There are no jobs on a dead planet trade unions for climate justice

The large-scale, long-term shift in the planet’s weather patterns is a threat to the livelihoods of the world’s population.

Vulnerable people are most at risk because of their poor capacity to adapt to the changing change. Reducing the release of greenhouse gases – carbon dioxide (CO2) and methane – into the atmosphere will help mitigate the effects of global warming.

“If we allow climate change to continue growing and growing and causing havoc, sooner than later it will reach a catastrophic stage which becomes impossible to manage; at that point the planet will be dead and there will be no jobs on a dead planet,” observed Kingsley Ofei-Nkansah, General Secretary of the General Agricultural Workers Union (GAWU) of the Trades Union Congress (TUC).

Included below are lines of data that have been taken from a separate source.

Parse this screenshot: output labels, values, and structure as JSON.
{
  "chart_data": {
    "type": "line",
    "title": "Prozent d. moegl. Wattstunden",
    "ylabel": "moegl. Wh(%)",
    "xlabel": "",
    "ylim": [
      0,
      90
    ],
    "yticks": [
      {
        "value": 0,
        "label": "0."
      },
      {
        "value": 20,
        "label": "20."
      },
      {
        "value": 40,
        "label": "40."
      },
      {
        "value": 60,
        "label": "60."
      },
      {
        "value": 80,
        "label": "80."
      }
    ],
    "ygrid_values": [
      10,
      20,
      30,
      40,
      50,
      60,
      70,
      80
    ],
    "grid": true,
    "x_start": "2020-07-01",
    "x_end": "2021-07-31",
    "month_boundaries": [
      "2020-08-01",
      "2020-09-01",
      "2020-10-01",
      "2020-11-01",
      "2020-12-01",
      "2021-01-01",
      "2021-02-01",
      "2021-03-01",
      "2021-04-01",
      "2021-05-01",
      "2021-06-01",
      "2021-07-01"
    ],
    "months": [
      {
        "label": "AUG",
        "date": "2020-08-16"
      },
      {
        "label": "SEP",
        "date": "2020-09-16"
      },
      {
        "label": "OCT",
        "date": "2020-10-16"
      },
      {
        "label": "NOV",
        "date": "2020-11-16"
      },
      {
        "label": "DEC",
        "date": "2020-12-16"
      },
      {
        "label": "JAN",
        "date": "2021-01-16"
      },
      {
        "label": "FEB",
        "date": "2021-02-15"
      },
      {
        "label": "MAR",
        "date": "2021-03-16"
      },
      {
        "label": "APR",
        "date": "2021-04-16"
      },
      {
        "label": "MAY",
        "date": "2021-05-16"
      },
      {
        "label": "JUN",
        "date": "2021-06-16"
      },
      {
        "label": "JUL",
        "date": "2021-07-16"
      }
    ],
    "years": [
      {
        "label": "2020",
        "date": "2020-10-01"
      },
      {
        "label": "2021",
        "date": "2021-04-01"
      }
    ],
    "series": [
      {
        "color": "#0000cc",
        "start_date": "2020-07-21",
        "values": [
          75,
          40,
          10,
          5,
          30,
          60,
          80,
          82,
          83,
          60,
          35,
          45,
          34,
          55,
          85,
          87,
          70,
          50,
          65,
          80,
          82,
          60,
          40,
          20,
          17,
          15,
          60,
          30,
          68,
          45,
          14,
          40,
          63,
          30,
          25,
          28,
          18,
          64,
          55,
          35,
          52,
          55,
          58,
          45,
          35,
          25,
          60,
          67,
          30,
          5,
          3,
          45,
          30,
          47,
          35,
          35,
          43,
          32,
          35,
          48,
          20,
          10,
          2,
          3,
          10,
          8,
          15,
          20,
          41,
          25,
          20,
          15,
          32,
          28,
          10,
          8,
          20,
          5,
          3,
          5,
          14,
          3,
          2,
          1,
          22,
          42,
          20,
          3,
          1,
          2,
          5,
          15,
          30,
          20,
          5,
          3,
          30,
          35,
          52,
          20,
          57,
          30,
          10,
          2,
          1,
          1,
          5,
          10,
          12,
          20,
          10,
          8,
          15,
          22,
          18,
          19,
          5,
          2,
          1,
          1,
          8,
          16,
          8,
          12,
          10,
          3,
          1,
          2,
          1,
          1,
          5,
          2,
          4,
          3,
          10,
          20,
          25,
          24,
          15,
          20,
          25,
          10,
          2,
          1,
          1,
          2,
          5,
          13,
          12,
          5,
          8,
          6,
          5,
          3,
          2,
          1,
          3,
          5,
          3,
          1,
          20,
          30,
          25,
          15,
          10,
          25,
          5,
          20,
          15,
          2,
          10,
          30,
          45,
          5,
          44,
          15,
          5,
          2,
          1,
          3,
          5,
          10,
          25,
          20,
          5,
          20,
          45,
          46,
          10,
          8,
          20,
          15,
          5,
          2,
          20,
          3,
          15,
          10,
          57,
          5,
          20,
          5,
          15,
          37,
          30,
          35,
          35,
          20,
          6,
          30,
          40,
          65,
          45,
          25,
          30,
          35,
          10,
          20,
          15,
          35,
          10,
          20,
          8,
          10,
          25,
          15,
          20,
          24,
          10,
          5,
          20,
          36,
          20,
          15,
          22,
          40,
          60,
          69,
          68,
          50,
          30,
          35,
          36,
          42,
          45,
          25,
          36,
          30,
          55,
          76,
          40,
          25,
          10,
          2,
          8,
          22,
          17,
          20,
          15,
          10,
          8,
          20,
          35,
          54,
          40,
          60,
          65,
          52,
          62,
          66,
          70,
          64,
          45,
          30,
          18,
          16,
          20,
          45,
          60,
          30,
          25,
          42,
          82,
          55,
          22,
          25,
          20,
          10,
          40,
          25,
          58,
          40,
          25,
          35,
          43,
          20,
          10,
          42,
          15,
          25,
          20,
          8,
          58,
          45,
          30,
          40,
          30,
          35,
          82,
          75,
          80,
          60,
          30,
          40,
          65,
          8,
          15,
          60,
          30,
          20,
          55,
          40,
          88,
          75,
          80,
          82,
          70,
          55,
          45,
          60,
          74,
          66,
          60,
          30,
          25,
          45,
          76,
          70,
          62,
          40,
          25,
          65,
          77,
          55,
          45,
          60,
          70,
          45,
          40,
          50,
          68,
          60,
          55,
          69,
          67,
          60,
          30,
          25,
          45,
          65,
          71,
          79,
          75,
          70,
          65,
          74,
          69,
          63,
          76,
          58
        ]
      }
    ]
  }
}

Globally, businesses and investors are taking bold climate action to foster a low-carbon economy and are expected to call on governments to create an ambitious, actionable climate agreement in Paris.

The UN Climate Change Summit this December will attract more than 1,000 of the world’s leading companies who have vested interest in the outcomes of the negotiations.

Whilst business leaders take action, trade unions cannot sit aloof in the face of climate change, hence the need to mobilize workers across the globe to have interest in the quest for climate justice, said Mr. Ofei-Nkansah.

“Working people, trade unions are particular about jobs; without jobs there are no trade unions. So in saying that there are no jobs on a dead planet, we’ll like to draw attention to those who are cynical and skeptical about trade union involvement to the fact that trade unions are part of the citizens of the global community and that trade unions exist only when there are jobs,” he said.

Ghana, like many Africa countries, have majority of the workforce in the agricultural sector. Farmers have been at the mercy of the weather in the recent times.

The negative impacts of the changing climate on agricultural production threaten livelihoods and food security.

According to the Environmental Protection Agency (EPA), access to information remains the single most important factor for Ghanaian agriculturists to cope with the unexpected changes in the weather.

Mr. Kyekyeku Oppong-Boadi, a Deputy Director at the EPA, says agricultural extension officers will need the right information at the right time in order to help meet the needs of the farmers.

“Our focus is on how the farmers will be able to adapt to the changing climate; the types of crops that they have to plant at what time and also how they can prepare themselves in case there is a short in rainfall,” he said.

Sustainable land and water management, according to GAWU, remains critical to agricultural production and food security.

The Union also expects State actors to prioritize intensification of food production to cope with the challenge of water scarcity as a result of climate change.

“We must have the resources to develop the kind of varieties which can fruit even in an environment that has high temperatures, provided we’ve taken care of the supply of water that is needed for the plant to grow,” he said. “It is important to organize the people who are doing the farming so that they take control of the new systems, otherwise the big corporations will give them a raw deal”.